Mungkin aku telat, 11 tahun lebih sudah
kematianmu, dan aku tak pernah mengungkapkan kenapa kau rela mati di jalan
(yang dianggap negaramu) salah. Aku harus menceritakan semua keadaanmu saat
itu, karena kau teman baikku sejak aku membaca transkrip surat mu berbahasa
Amerika sedang aku masih berada di 'penjara suci' asrama sekolahku, untuk itu
dunia harus tahu, bahwa tanah Palestina bukan saja dari darah syuhada
rakyatnya, tetapi juga ada darah Amerika dan mungkin darah pejuang negara lain
disana.
Sebelas tahun lebih sudah, saat aku duduk membaca
artikel bahwa kau telah tewas terlindas buldozer tentara Israel. Kau
menyebutnya Israel Defense Force (IDF).
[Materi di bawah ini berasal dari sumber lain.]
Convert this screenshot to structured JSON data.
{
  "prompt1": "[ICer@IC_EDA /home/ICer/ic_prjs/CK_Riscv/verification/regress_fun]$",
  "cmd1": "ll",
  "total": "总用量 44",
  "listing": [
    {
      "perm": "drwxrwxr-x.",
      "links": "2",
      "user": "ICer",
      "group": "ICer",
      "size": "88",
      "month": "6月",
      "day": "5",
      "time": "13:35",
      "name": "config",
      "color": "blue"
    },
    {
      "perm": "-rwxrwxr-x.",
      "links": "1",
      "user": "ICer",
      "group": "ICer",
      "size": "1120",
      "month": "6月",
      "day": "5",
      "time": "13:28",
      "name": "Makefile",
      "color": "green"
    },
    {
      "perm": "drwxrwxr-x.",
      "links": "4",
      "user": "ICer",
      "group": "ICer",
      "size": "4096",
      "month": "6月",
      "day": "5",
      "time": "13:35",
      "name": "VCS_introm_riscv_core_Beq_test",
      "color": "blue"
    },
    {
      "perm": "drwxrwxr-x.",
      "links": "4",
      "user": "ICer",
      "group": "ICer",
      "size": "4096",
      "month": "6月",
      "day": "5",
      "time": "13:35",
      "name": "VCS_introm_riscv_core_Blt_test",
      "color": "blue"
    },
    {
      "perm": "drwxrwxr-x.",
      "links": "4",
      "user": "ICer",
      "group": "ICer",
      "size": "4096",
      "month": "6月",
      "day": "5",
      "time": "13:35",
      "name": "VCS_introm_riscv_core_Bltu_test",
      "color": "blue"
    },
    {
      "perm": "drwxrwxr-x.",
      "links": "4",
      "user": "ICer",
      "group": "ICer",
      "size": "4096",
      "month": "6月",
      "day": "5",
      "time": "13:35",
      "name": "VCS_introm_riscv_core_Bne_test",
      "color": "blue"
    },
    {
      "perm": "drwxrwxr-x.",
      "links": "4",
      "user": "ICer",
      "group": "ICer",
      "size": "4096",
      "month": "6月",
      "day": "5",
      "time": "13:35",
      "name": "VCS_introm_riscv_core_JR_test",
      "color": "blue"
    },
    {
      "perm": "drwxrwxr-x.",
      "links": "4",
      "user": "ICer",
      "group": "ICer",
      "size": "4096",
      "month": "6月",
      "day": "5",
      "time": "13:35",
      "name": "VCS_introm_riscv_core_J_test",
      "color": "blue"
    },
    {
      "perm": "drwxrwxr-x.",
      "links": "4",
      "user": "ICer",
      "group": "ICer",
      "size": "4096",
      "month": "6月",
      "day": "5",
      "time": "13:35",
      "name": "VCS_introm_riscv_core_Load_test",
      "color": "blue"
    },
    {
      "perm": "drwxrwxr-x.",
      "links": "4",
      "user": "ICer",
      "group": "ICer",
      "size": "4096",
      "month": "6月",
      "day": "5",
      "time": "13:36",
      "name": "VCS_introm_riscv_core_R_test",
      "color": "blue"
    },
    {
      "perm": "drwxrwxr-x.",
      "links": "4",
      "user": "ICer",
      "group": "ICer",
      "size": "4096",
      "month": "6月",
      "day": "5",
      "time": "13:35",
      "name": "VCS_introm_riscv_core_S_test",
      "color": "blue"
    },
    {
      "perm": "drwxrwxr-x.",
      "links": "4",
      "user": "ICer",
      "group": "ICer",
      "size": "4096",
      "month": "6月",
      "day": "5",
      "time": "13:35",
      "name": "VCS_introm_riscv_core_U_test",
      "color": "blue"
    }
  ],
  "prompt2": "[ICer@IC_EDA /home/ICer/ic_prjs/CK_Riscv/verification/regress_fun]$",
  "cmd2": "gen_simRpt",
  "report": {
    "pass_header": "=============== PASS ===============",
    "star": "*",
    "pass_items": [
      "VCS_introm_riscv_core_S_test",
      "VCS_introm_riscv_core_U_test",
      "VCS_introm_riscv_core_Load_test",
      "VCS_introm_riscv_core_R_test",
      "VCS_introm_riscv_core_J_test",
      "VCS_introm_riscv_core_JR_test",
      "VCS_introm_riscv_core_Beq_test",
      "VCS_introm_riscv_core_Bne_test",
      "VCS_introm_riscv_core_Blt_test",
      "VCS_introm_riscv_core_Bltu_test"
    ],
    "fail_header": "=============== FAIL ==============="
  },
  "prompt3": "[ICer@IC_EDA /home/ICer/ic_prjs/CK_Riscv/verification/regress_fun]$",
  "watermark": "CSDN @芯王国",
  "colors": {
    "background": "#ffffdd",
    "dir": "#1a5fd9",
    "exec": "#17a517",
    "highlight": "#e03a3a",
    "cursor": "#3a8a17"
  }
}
Kurasa, setelah keberangkatan mu
ke Palestina, kau sudah lupa perbincangan kecil kita di ujung aula tempat aku
belajar, bersama belasan aktivis internasional, kau membawa bendera kedamaian.
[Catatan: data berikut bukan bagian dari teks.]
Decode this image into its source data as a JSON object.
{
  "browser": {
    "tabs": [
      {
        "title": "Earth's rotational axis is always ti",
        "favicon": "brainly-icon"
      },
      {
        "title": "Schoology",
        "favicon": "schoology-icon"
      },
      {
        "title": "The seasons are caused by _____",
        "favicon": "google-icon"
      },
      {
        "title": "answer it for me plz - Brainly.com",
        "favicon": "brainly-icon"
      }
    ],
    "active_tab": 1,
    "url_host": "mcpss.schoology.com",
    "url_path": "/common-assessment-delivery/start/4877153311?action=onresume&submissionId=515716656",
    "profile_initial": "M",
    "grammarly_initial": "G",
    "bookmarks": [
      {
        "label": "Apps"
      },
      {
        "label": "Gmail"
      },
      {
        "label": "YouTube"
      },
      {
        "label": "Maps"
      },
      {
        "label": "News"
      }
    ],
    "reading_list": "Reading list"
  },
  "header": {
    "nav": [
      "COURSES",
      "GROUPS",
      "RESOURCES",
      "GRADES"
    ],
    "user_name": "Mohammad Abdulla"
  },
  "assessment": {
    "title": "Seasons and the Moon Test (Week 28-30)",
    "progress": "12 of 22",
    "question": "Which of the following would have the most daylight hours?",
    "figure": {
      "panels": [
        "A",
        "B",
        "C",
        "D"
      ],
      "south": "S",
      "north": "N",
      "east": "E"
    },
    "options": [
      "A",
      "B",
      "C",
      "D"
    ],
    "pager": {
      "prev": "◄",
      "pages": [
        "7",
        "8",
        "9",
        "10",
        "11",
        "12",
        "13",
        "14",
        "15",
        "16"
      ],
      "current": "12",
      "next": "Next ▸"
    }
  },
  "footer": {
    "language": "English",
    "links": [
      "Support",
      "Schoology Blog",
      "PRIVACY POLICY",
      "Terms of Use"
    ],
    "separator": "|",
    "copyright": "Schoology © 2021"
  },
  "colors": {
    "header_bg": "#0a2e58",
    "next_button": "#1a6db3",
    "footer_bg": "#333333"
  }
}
Kau bertekad untuk membawa suara "tolong hentikan ini". Sedang aku
hanyalah gadis yang menatapmu terkagum-kagum dengan seragam putih-biru dan
sesekali berbicara dengan bahasa asing terbata-bata.
Sebelas tahun lebih sudah, kau membujur kaku di
peti matimu dengan sisa tulang tengkorak dan bekas tulang punggung mu yang
patah akibat buldozer tentara Israel itu. Dan selama 11 tahun itu, hanya
segelintir orang yang sempat membaca transkrip menjelang 17 hari kematianmu.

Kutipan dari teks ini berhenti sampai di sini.